On Monday 9th October The Clewer Initiative held their first training with the Gangmasters and Labour Abuse Authority. In partnership with the Diocese of Portsmouth, the afternoon focused particularly on spotting the signs of modern slavery in the shipping industry.
The afternoon began with a networking lunch, designed to give the delegates an opportunity to get to know one another. Many of those attending were from agencies or organisations working in and around the harbour. Faith charities Mission to Seafarers and Apostleship of the Sea were both in attendance, alongside secular charity Human Rights at Sea, and the International Transport Workers Federation. Officers from the police joined colleagues from the National Crime Agency, and other government bodies such as the Ministry for Transport.
Over lunch the delegates swapped stories of ships they had been on where something just didn’t seem right, or where the exploitation was obvious but they hadn’t known what to do. Several mentioned that the lunch was helpful for making connections with other people in the sector they hadn’t met previously.
The training was led by Lysbeth Ford, Partnership Development Manager with the GLAA. Previously a police officer with the Organised Crime unit, she spoke candidly about being sure that cases she had worked on early on in her time with the police had had connections to modern slavery, but the lack of awareness of the issue meant that she and her colleagues hadn’t made the connection. She credited the Modern Slavery Act 2015 with raising the profile of modern slavery in law enforcement, and making it much easier to prosecute by combining legislation covering slavery and trafficking into one Act.
The first session covered important details of the GLAA, the Modern Slavery Act 2015, and how both had changed the landscape of investigating modern slavery in the UK.

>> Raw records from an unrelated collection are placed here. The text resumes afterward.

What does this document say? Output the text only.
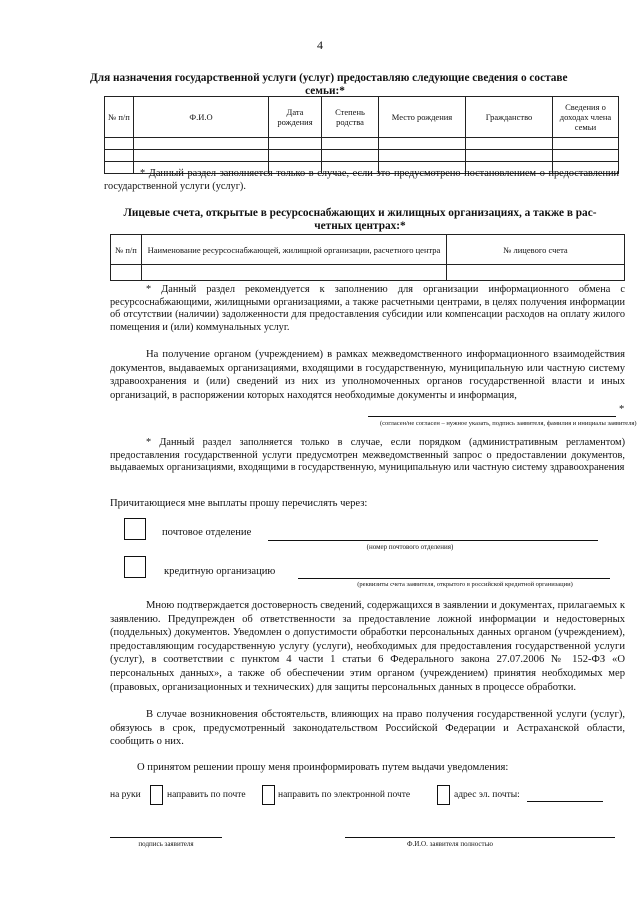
4
Для назначения государственной услуги (услуг) предоставляю следующие сведения о составе
семьи:*
№ п/п	Ф.И.О	Дата рождения	Степень родства	Место рождения	Гражданство	Сведения о доходах члена семьи

* Данный раздел заполняется только в случае, если это предусмотрено постановлением о предоставлении государственной услуги (услуг).
Лицевые счета, открытые в ресурсоснабжающих и жилищных организациях, а также в рас-
четных центрах:*
№ п/п	Наименование ресурсоснабжающей, жилищной организации, расчетного центра	№ лицевого счета

* Данный раздел рекомендуется к заполнению для организации информационного обмена с ресурсоснабжающими, жилищными организациями, а также расчетными центрами, в целях получения информации об отсутствии (наличии) задолженности для предоставления субсидии или компенсации расходов на оплату жилого помещения и (или) коммунальных услуг.
На получение органом (учреждением) в рамках межведомственного информационного взаимодействия документов, выдаваемых организациями, входящими в государственную, муниципальную или частную систему здравоохранения и (или) сведений из них из уполномоченных органов государственной власти и иных организаций, в распоряжении которых находятся необходимые документы и информация,
*
(согласен/не согласен – нужное указать, подпись заявителя, фамилия и инициалы заявителя)
* Данный раздел заполняется только в случае, если порядком (административным регламентом) предоставления государственной услуги предусмотрен межведомственный запрос о предоставлении документов, выдаваемых организациями, входящими в государственную, муниципальную или частную систему здравоохранения
Причитающиеся мне выплаты прошу перечислять через:
почтовое отделение
(номер почтового отделения)
кредитную организацию
(реквизиты счета заявителя, открытого в российской кредитной организации)
Мною подтверждается достоверность сведений, содержащихся в заявлении и документах, прилагаемых к заявлению. Предупрежден об ответственности за предоставление ложной информации и недостоверных (поддельных) документов. Уведомлен о допустимости обработки персональных данных органом (учреждением), предоставляющим государственную услугу (услуги), необходимых для предоставления государственной услуги (услуг), в соответствии с пунктом 4 части 1 статьи 6 Федерального закона 27.07.2006 № 152-ФЗ «О персональных данных», а также об обеспечении этим органом (учреждением) принятия необходимых мер (правовых, организационных и технических) для защиты персональных данных в процессе обработки.
В случае возникновения обстоятельств, влияющих на право получения государственной услуги (услуг), обязуюсь в срок, предусмотренный законодательством Российской Федерации и Астраханской области, сообщить о них.
О принятом решении прошу меня проинформировать путем выдачи уведомления:
на руки	направить по почте	направить по электронной почте	адрес эл. почты:
подпись заявителя	Ф.И.О. заявителя полностью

Ford shared stories of victims who had taken a long time to come forward, and gave tips on how best to speak to people so they are more comfortable sharing their story. For example, they must be interviewed alone, with an independent translator, otherwise you run the risk of their controller being in the room.
The second session dove more deeply into the topic of shipping, as Ford invited the attendees to share their experiences of encountering exploitation on boats. The general picture was one of a complex industry, made more complicated by the vulnerability and isolation of seafarers. It was clear that there are unscrupulous practices blighting the industry, like seafarers being forced to pay for work by manning agents. Others had met seafarers who were clearly being exploited, their pay was six months late and they had no clean water, but in contrast to life at home in a conflict zone, they felt they couldn’t complain.
Reflecting on the day, Revd Edwina Fennemore, the Liaison Lead on Modern Slavery for the Diocese of Portsmouth said she saw real potential for future collaboration between those present.